Una mano tocando ese pecho firme, la otra deslizándose debajo de su ropa buscando la curva de su espalda, y bajando… hasta encontrase con los dos hoyuelos criminales que presidían la entrada a zonas más cálidas, custodiadas por demasiada ropa.

Sus suspiros, mis suspiros, se perdían en el morir de la tarde, entre los ruidos de la ciudad.

Mi nariz se empapaba de ese perfume floral que tanto me embriagaba, mezclado con el aún más sensual olor natural de su piel. ¡Cómo me gustaba su olor, el suyo, el que nadie más tenía!

Un olor que se transformaba en sabor, el sabor a ella, dulce y salado a la vez, que mi lengua disfrutaba intentando robárselo a mis labios. Y si su cuello sabía así… cómo no sabría el resto de su cuerpo. En cuestión de dos segundos, ya estaba preguntándome cómo sabrían sus otros labios, imaginé el sabor de su clítoris y me vi lamiéndole despacio la vagina, hasta penetrarla con mi lengua. Y eso que imaginé… me encantó.
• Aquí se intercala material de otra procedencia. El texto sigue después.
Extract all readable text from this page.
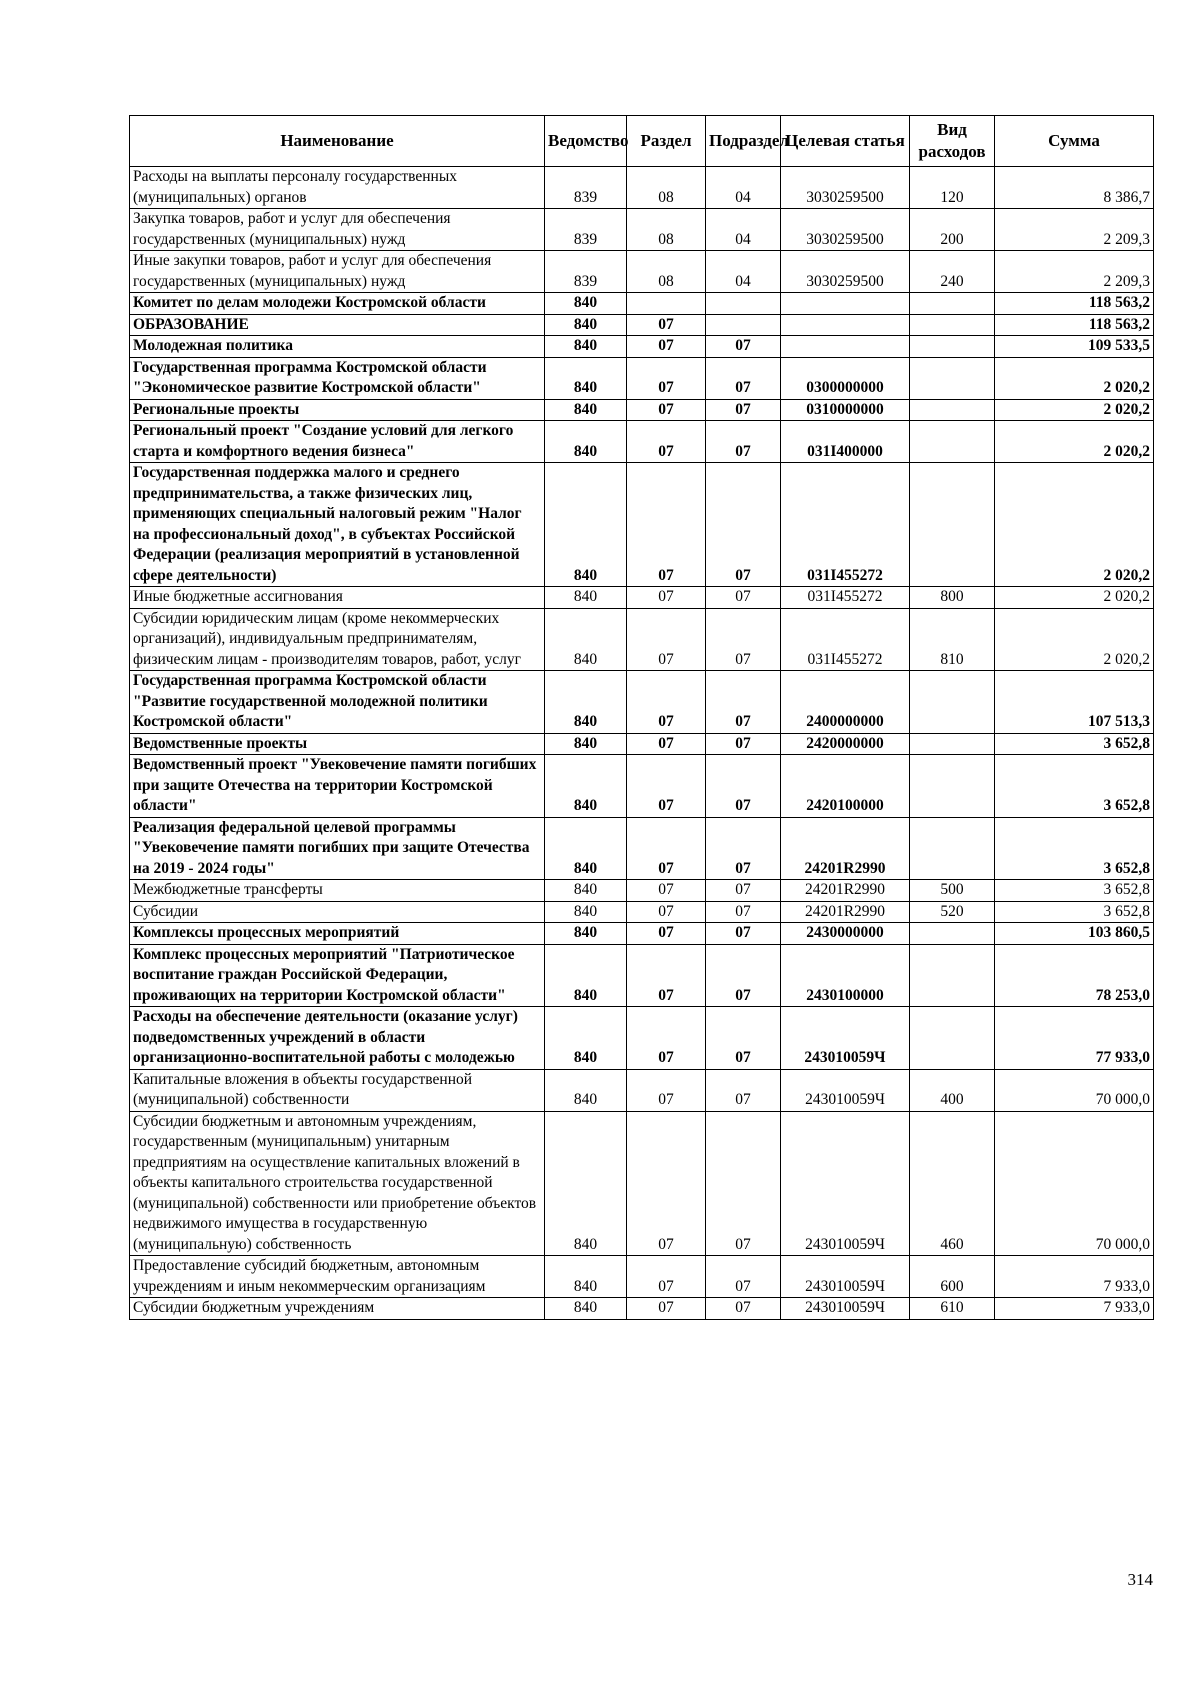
Наименование	Ведомство	Раздел	Подраздел	Целевая статья	Вид расходов	Сумма
Расходы на выплаты персоналу государственных (муниципальных) органов	839	08	04	3030259500	120	8 386,7
Закупка товаров, работ и услуг для обеспечения государственных (муниципальных) нужд	839	08	04	3030259500	200	2 209,3
Иные закупки товаров, работ и услуг для обеспечения государственных (муниципальных) нужд	839	08	04	3030259500	240	2 209,3
Комитет по делам молодежи Костромской области	840					118 563,2
ОБРАЗОВАНИЕ	840	07				118 563,2
Молодежная политика	840	07	07			109 533,5
Государственная программа Костромской области "Экономическое развитие Костромской области"	840	07	07	0300000000		2 020,2
Региональные проекты	840	07	07	0310000000		2 020,2
Региональный проект "Создание условий для легкого старта и комфортного ведения бизнеса"	840	07	07	031I400000		2 020,2
Государственная поддержка малого и среднего предпринимательства, а также физических лиц, применяющих специальный налоговый режим "Налог на профессиональный доход", в субъектах Российской Федерации (реализация мероприятий в установленной сфере деятельности)	840	07	07	031I455272		2 020,2
Иные бюджетные ассигнования	840	07	07	031I455272	800	2 020,2
Субсидии юридическим лицам (кроме некоммерческих организаций), индивидуальным предпринимателям, физическим лицам - производителям товаров, работ, услуг	840	07	07	031I455272	810	2 020,2
Государственная программа Костромской области "Развитие государственной молодежной политики Костромской области"	840	07	07	2400000000		107 513,3
Ведомственные проекты	840	07	07	2420000000		3 652,8
Ведомственный проект "Увековечение памяти погибших при защите Отечества на территории Костромской области"	840	07	07	2420100000		3 652,8
Реализация федеральной целевой программы "Увековечение памяти погибших при защите Отечества на 2019 - 2024 годы"	840	07	07	24201R2990		3 652,8
Межбюджетные трансферты	840	07	07	24201R2990	500	3 652,8
Субсидии	840	07	07	24201R2990	520	3 652,8
Комплексы процессных мероприятий	840	07	07	2430000000		103 860,5
Комплекс процессных мероприятий "Патриотическое воспитание граждан Российской Федерации, проживающих на территории Костромской области"	840	07	07	2430100000		78 253,0
Расходы на обеспечение деятельности (оказание услуг) подведомственных учреждений в области организационно-воспитательной работы с молодежью	840	07	07	243010059Ч		77 933,0
Капитальные вложения в объекты государственной (муниципальной) собственности	840	07	07	243010059Ч	400	70 000,0
Субсидии бюджетным и автономным учреждениям, государственным (муниципальным) унитарным предприятиям на осуществление капитальных вложений в объекты капитального строительства государственной (муниципальной) собственности или приобретение объектов недвижимого имущества в государственную (муниципальную) собственность	840	07	07	243010059Ч	460	70 000,0
Предоставление субсидий бюджетным, автономным учреждениям и иным некоммерческим организациям	840	07	07	243010059Ч	600	7 933,0
Субсидии бюджетным учреждениям	840	07	07	243010059Ч	610	7 933,0
314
Quería probarlo, cuanto antes.

Lo que había empezado como el más dulce de los besos se había convertido en un calentón que tenía una única salida: acabar, llegar hasta el final. ¿Pero dónde? Ahí desde luego que no. No era así cómo quería hacer el amor con mi mujer.

Mientras pensaba en un lugar para llevármela, hundí mi cara en su escote. Vanesa levantó la mirada al cielo, arqueó la espalda y con ambas manos presionó mi cabeza hacia sus pechos. Ella también quería más.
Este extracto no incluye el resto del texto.